S 20 R 580/13

Land
Sachsen-Anhalt
Sozialgericht
SG Halle (Saale) (SAN)
Sachgebiet
Rentenversicherung
Abteilung
20
1. Instanz
SG Halle (Saale) (SAN)
Aktenzeichen
S 20 R 580/13
Datum
2. Instanz
LSG Sachsen-Anhalt
Aktenzeichen
L 1 R 384/16
Datum
3. Instanz
Bundessozialgericht
Aktenzeichen
-
Datum
-
Kategorie
Urteil
Die Klage wird abgewiesen.

Kosten haben die Beteiligten einander nicht zu erstatten.

Tatbestand:

Die Beteiligten streiten über eine Rente wegen Erwerbsminderung nach dem Sechsten Buch Sozialgesetzbuch (gesetzliche Rentenversicherung - SGB VI).

Der am ... 1958 geborene Kläger absolvierte nach seiner Schulausbildung erfolgreich eine Lehre zum Konditor und arbeitete bis 2004 im erlernten Beruf.
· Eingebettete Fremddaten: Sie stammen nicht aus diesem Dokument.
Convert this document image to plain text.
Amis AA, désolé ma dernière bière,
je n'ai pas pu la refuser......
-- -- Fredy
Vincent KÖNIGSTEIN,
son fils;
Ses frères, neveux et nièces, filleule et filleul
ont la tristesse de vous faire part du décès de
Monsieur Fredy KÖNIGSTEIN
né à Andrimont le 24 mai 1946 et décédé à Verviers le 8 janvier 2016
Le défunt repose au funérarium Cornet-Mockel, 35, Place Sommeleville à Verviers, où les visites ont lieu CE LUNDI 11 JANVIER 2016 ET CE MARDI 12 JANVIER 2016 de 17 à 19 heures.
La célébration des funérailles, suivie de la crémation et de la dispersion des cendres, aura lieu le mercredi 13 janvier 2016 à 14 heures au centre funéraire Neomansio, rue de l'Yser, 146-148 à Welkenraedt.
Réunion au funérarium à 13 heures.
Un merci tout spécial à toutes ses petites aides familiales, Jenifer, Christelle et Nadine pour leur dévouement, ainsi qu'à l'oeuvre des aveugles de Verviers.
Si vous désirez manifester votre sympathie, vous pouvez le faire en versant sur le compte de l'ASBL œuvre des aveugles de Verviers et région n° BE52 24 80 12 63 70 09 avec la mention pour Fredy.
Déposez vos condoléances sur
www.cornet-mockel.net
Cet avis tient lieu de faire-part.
Mit Bescheid vom 5. November 2007 bewilligte die Beklagte dem Kläger in einem vorangegangenem Klageverfahren eine Rente wegen teilweiser Erwerbsminderung bei Berufsunfähigkeit nach § 240 SGB VI. Diese Rente wurde bewilligt, weil der Kläger vor dem 2. Januar 1961 geboren ist und seinen erlernten Beruf nicht mehr ausüben kann. Die Rente wird seit dem 1. März 2006 und längstens bis zur Vollendung des 65. Lebensjahres (Beginn der Regelaltersrente) gezahlt.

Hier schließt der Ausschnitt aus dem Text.